Zahnmedizin

Greifswalder Studie bestätigt: Tiefe Parodontaltaschen fördern Demenzrisiko

Die Längsschnittstudie SHIP (Study of Health in Pomerania) erforscht seit 1997 den Einfluss von Munderkrankungen auf den allgemeinen Gesundheitszustand der Bevölkerung. Daten dieser Studie zeigen, dass eine chronische Parodontitis – von der je nach Alter 15 bis 45 % der Menschen betroffen sind – das Risiko für Herz-Kreislauf-Erkrankungen und Demenz erhöht.

Jetzt haben Wissenschaftler der Universitätsmedizin Greifswald in der US-amerikanischen Fachzeitschrift Alzheimer’s & Dementia eine neue Studie veröffentlicht, die bisherige Erkenntnisse über einen Zusammenhang der Parodontitis mit der Alzheimer-Krankheit bestätigt.

„Es ist sehr schwierig, methodisch aussagekräftige Studien zu den Auswirkungen der Parodontitis durchzuführen. Erst neu entwickelte statistische Modelle ermöglichen es, eine kontrollierte klinische Studie nachzubilden, indem verfügbare Daten von behandelten und unbehandelten Probanden kombiniert werden“, erklärt Dr.
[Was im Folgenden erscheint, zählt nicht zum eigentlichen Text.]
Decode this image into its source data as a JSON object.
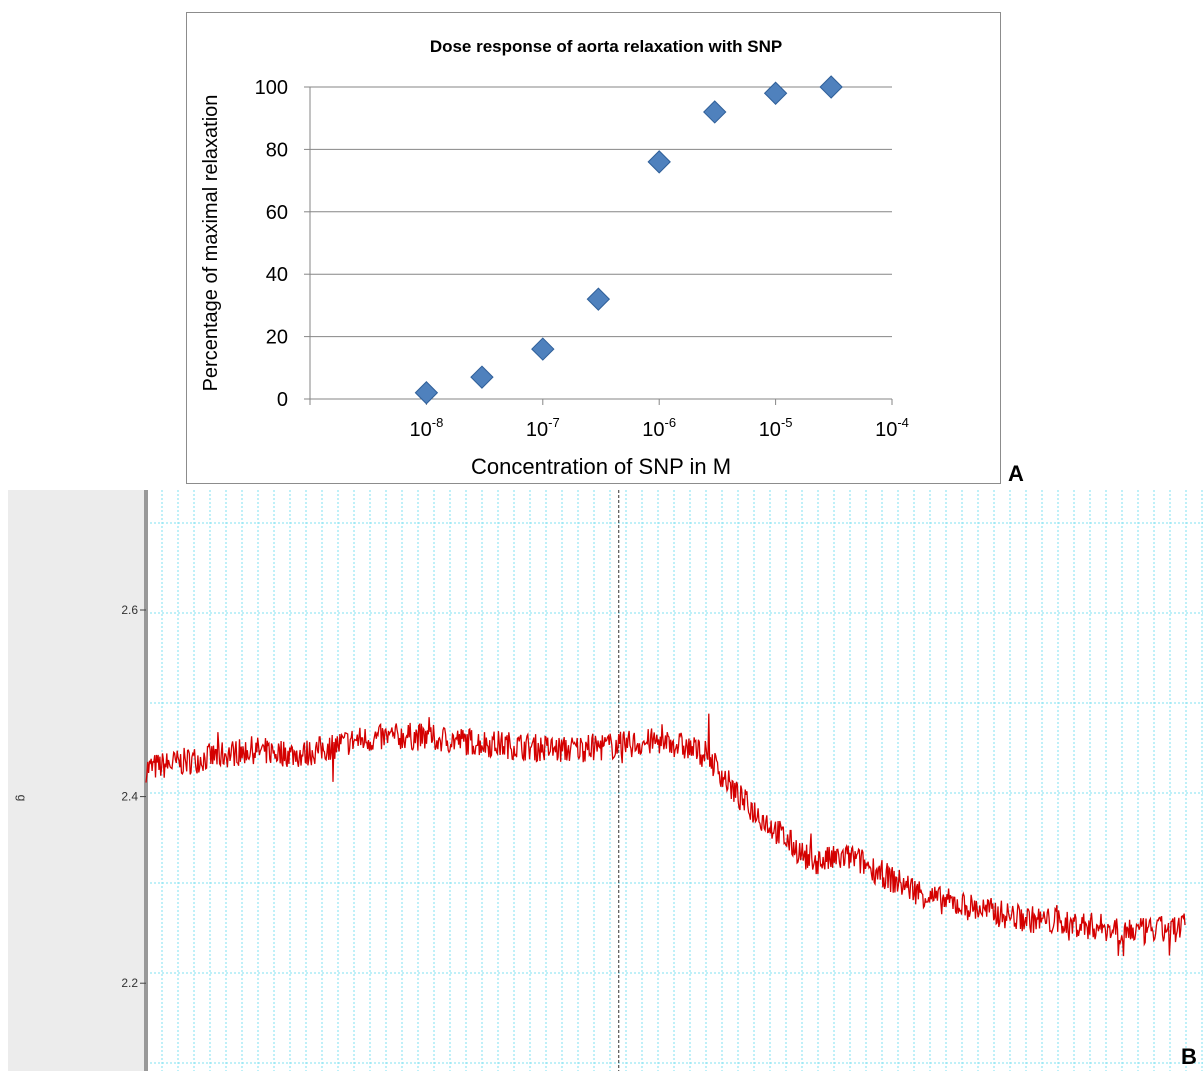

Christian Schwahn von der Abteilung für Prothetische Zahnheilkunde, Gerodontologie und Biomaterialien. „Erstmals konnte der Zusammenhang zwischen der Behandlung der chronischen Parodontitis und der präklinischen Alzheimer-Erkrankung in einem quasi-experimentellen Modell mit 177 parodontal behandelten Patienten aus der Greifswald Approach to Individualized Medicine (GANI_MED)-Studie und 409 unbehandelten Teilnehmern aus der SHIP-Studie analysiert werden.“

Moderater bis starker Effekt deutlich nachweisbar

Die Parodontitis-Behandlung durch einen auf Zahnfleischerkrankungen spezialisierten Zahnarzt zeigte einen günstigen Effekt auf den Verlust von Hirnsubstanz, der als moderat bis schwer eingeschätzt werden konnte.

„Diese Ergebnisse sind insofern bemerkenswert, als die Parodontitis-Patienten zum Zeitpunkt der MRT-Untersuchung jünger als 60 Jahre waren und zwischen der zahnärztlichen Behandlung und der MRT-Untersuchung im Median 7,3 Jahre lagen“, betonten die Ko-Autoren Prof. Thomas Kocher, Direktor der Klinik für Zahnerhaltung, Parodontologie, Endodontologie sowie Kinder- und Präventivzahnheilkunde, und Prof. Hans J. Grabe, Direktor der Klinik für Psychiatrie und Psychotherapie an der Universitätsmedizin Greifswald.

„Unser Ansatz liegt eindeutig in der Vorbeugung und frühzeitigen Behandlung von Zahnfleischerkrankungen, die durch eine Vielzahl von Erregern ausgelöst werden können, um solche möglichen Folgeschäden im Vorfeld zu verhindern“, so Kocher. Eine seit Frühjahr 2019 laufende Studie in den USA (https://clinicaltrials.gov/ct2/show/study/NCT03823404) setzt dagegen auf die Erprobung von Medikamenten. Diese sollen bei Probanden über 55 Jahren, die bereits an Alzheimer erkrankt sind, einen Behandlungseffekt erzielen, indem sie die schädlichen Auswirkungen des parodontalen Schlüsselerregers (P. gingivalis) im Gehirn bekämpfen.

„Wir werden uns in diesem Bereich weiterhin auf Beobachtungsstudien verlassen müssen, die einer kontrollierten klinischen Studie nachempfunden sind“, sagt Dr. Christian Schwahn. „Eine klinische Studie mit einer Placebo-Behandlung in einer Patientengruppe, also mit absichtlich zahnärztlich unbehandelten Patienten, ist aus ethischen und medizinischen Gründen nicht durchführbar.“

In Deutschland leiden etwa 11,5 Millionen Menschen an einer schweren Form dieser Volkskrankheit. Damit ist die Parodontitis nach der Karies die zweithäufigste Erkrankung der Mundhöhle.